I don’t think I’ve read a review before that contained the word ‘pleonasm’. I don’t think I’ve read anything, anywhere, that did. Or ‘indubitable’, for that matter. (In case you’re wondering, ‘pleonasm’ is a synonym for ‘tautology’).

There is space to argue whether such exotics are necessary in a Fringe review aimed not just at the unwashed but the Broadway Baby, freesheet unwashed. I doubt whether many people on my street know even what tautology is.

Yet Bartleet can be forgiven the occasional bit of dictionary diving; it’s the way he strings things together that marks him out from the notebook flock.

For example there’s his review of Rhys Nicholson and “his mischievous jokes, which march deep into taboo territory and, on occasion, bring back considerable spoils”. Or Sara Pascoe, whose “set succeeds in providing keen intellectual engagement, perhaps at the expense of a definitive moment of hilarity”. Of Kitten Killers he observes “It’s the intense speed of the scenes that deprives them of the success they deserve”.

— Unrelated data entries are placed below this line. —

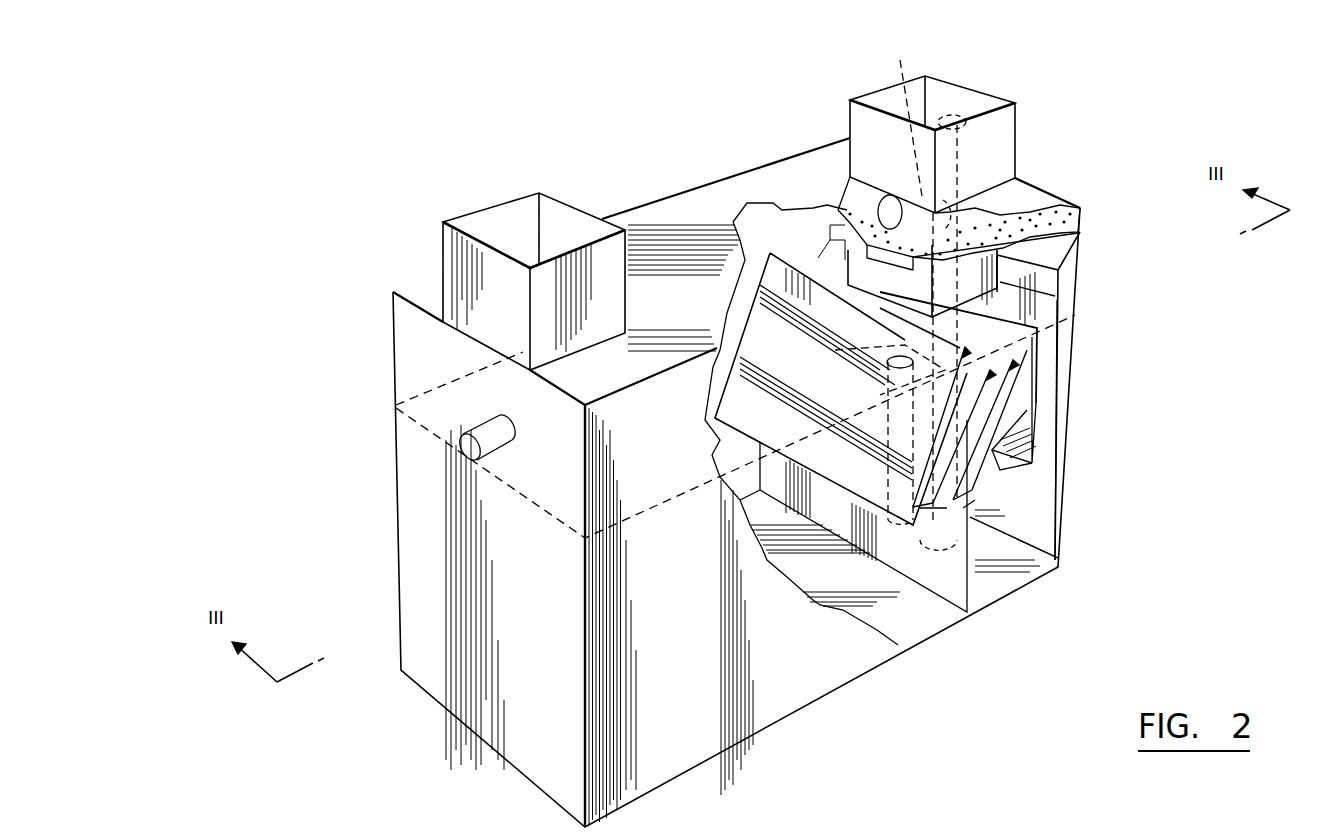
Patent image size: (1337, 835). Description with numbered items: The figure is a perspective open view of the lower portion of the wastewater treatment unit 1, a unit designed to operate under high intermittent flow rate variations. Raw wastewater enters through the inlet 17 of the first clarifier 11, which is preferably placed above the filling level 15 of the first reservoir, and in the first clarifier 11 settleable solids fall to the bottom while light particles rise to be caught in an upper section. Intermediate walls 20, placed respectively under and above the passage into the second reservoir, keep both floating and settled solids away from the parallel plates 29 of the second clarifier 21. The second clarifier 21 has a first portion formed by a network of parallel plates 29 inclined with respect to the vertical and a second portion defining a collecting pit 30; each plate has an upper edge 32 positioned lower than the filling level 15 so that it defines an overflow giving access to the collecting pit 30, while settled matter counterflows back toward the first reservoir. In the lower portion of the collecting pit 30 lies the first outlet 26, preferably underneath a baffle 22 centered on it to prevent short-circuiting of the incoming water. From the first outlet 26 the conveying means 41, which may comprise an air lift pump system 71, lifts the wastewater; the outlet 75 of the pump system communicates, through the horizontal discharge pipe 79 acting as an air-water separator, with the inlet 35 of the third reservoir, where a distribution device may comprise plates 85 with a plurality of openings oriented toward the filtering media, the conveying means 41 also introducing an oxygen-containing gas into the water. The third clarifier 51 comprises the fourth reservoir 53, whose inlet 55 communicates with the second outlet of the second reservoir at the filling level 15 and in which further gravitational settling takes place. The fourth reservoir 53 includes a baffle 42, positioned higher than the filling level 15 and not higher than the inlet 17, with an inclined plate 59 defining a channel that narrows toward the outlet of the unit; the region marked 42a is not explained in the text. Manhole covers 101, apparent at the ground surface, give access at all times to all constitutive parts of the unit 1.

The wastewater treatment unit 1 is at (346, 339).
The first clarifier 11 is at (913, 607).
The filling level 15 is at (398, 410).
The inlet 17 is at (490, 463).
The intermediate walls 20 is at (960, 583).
The second clarifier 21 is at (822, 223).
The baffle 22 is at (890, 377).
The first outlet 26 is at (866, 372).
The parallel plates 29 is at (958, 492).
The collecting pit 30 is at (1032, 422).
The upper edge 32 is at (1045, 380).
The inlet 35 is at (886, 215).
The conveying means 41 is at (957, 186).
The baffle 42 is at (1064, 262).
The wall ledge 42a is at (1060, 290).
The third clarifier 51 is at (1036, 568).
The fourth reservoir 53 is at (1036, 518).
The inlet 55 is at (1042, 331).
The plate 59 is at (1040, 447).
The air lift pump system 71 is at (957, 157).
The outlet 75 is at (900, 198).
The horizontal discharge pipe 79 is at (922, 197).
The plates 85 is at (1080, 222).
The manhole covers 101 is at (490, 230).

It’s hard to sort his mild rebukes from his faint praise sometimes, but it doesn’t really matter – everything Bartleet writes is tremendously considered and lyrically competent. The worst anyone will feel is the sensation of being hit round the face with a scatter cushion.

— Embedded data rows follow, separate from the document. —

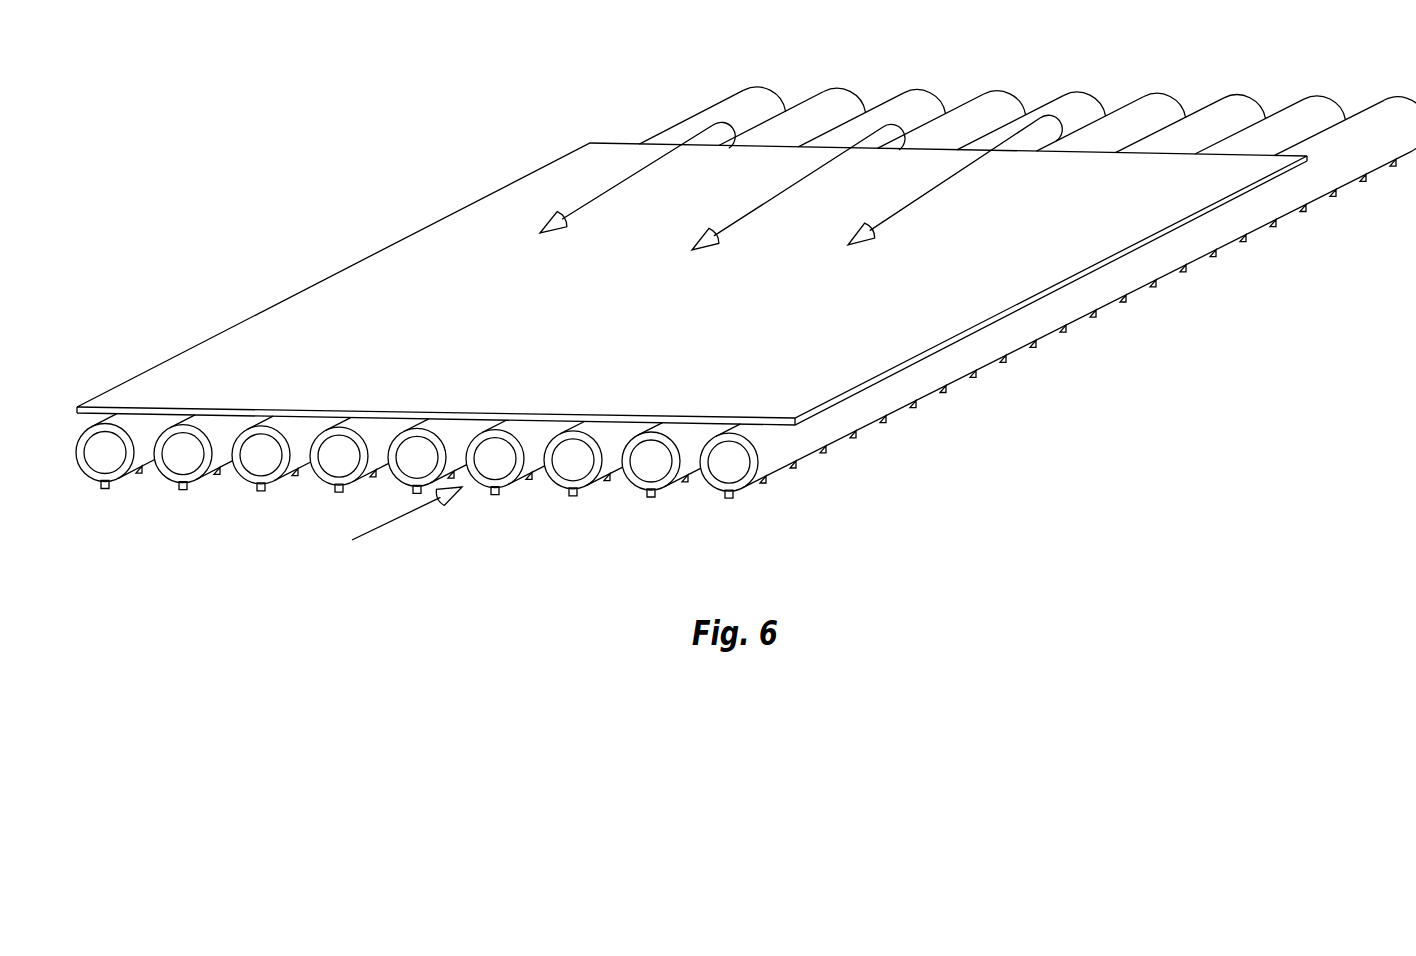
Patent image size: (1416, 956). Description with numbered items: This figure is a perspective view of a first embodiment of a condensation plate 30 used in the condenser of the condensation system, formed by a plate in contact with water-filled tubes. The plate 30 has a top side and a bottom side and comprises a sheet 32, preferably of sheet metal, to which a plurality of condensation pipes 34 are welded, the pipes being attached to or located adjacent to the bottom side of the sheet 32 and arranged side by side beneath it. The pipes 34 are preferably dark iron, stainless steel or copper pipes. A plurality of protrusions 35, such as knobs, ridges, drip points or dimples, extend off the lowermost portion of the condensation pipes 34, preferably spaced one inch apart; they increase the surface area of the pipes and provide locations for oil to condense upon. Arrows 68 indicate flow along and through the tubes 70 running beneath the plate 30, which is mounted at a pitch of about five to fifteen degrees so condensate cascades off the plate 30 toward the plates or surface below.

The condensation plate 30 is at (320, 322).
The sheet 32 is at (427, 243).
The condensation pipe 34 is at (112, 489).
The protrusion 35 is at (337, 492).
The fluid flow direction arrows 68 is at (605, 192).
The tubes 70 is at (955, 86).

If you could have Steve Bennett without the spelling mistakes, then you would have something approaching Bartleet’s breadth of vision, but it’s the fun had in the approach that makes all the difference.He assesses comedy in the process of enjoying it; never the other way around. It’s hard to say if Bartleet will keep this up as the Fringe drags on but, looking at last year’s output, it seems perfectly possible.

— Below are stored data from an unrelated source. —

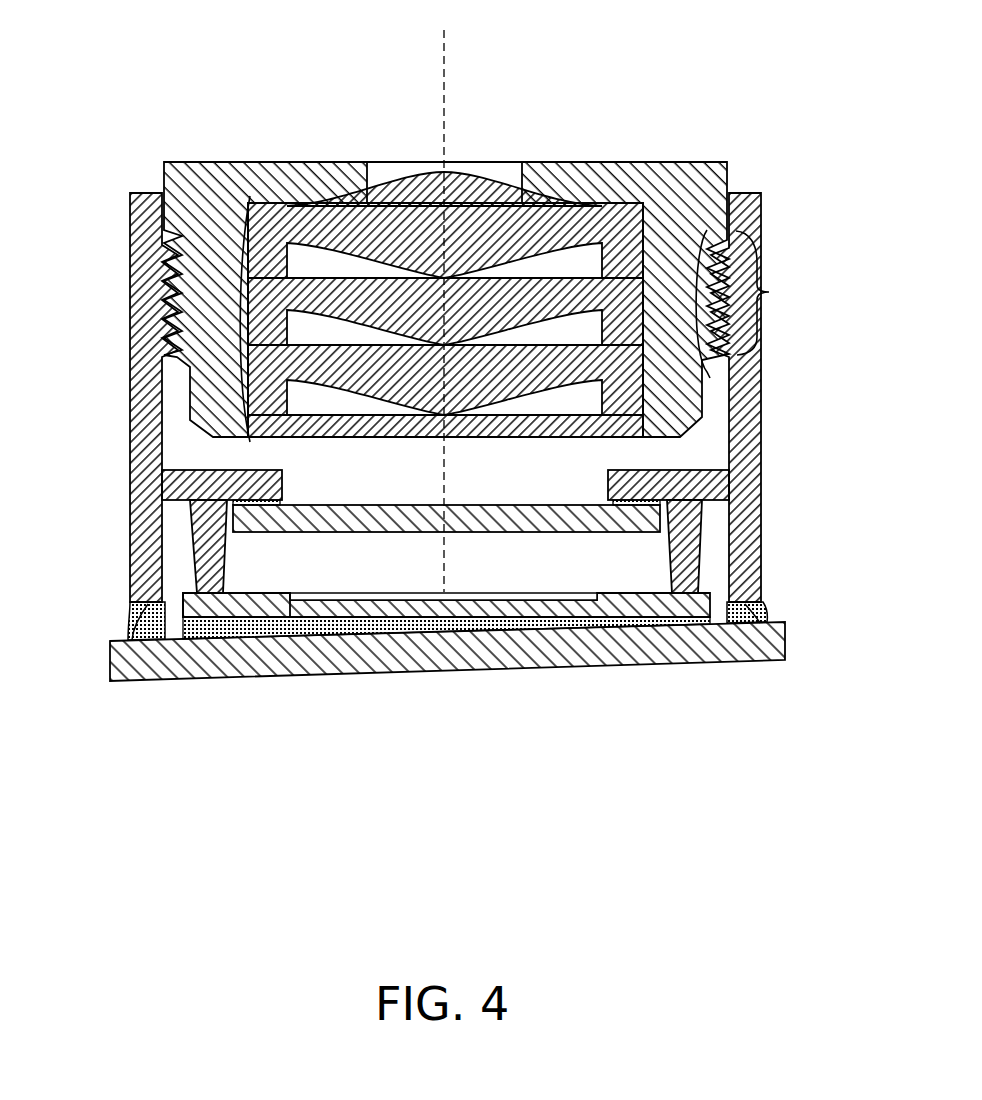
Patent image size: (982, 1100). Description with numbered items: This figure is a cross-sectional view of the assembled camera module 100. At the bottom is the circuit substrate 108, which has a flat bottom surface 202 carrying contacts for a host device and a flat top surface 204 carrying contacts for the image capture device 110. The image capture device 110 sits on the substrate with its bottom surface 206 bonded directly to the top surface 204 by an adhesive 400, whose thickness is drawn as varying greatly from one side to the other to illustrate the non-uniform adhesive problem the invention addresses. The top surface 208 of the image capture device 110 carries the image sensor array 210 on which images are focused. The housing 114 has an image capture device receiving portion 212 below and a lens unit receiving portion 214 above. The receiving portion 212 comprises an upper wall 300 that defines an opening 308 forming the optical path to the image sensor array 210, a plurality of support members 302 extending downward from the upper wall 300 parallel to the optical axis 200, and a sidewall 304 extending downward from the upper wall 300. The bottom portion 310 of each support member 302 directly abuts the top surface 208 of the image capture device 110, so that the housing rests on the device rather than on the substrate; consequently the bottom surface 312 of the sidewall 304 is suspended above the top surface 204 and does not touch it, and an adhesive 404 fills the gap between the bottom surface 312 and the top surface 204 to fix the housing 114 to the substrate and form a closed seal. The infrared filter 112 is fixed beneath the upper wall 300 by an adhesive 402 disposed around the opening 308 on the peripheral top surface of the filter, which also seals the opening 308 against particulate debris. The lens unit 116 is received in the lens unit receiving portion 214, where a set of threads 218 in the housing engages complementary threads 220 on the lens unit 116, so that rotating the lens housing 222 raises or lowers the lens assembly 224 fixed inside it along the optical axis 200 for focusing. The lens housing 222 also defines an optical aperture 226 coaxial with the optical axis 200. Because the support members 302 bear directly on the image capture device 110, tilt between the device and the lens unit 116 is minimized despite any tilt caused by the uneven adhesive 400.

The camera module 100 is at (186, 96).
The circuit substrate 108 is at (427, 662).
The image capture device 110 is at (363, 608).
The infrared filter 112 is at (421, 521).
The housing 114 is at (748, 382).
The lens unit 116 is at (412, 272).
The optical axis 200 is at (445, 63).
The bottom surface 202 is at (557, 672).
The top surface 204 is at (525, 618).
The bottom surface 206 is at (263, 620).
The top surface 208 is at (265, 593).
The image sensor array 210 is at (467, 593).
The image capture device receiving portion 212 is at (387, 508).
The lens unit receiving portion 214 is at (431, 397).
The threads 218 is at (769, 292).
The threads 220 is at (695, 303).
The lens housing 222 is at (673, 188).
The lens assembly 224 is at (239, 305).
The optical aperture 226 is at (477, 137).
The upper wall 300 is at (215, 471).
The support members 302 is at (214, 557).
The sidewall 304 is at (142, 568).
The opening 308 is at (528, 475).
The bottom portion 310 is at (212, 595).
The bottom surface 312 is at (142, 607).
The adhesive 400 is at (488, 628).
The adhesive 402 is at (262, 506).
The adhesive 404 is at (128, 618).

He can get a bit carried away, such as the review of Austentatious with which he opened this year’s batting: “Did they all know what a jalopy was? Nay! Did they flinch? Verily, nay!” Bartleet is very keen to point out careworn tropes, so he should know that every bleeding year some reviewer attempts to review Austentatious in the style of Jane Austen. And to be honest ‘verily, nay’ sounds more Shit-Faced Shakespeare than Austentatious. But you know what? We’ll put it down to high spirits at the start of the season.

So apologies about the early outpouring of pig stars. We are not starting out as we mean to go on, and will continue with this very much behind us. If you’ll excuse the repetitively tautologous neoplasms.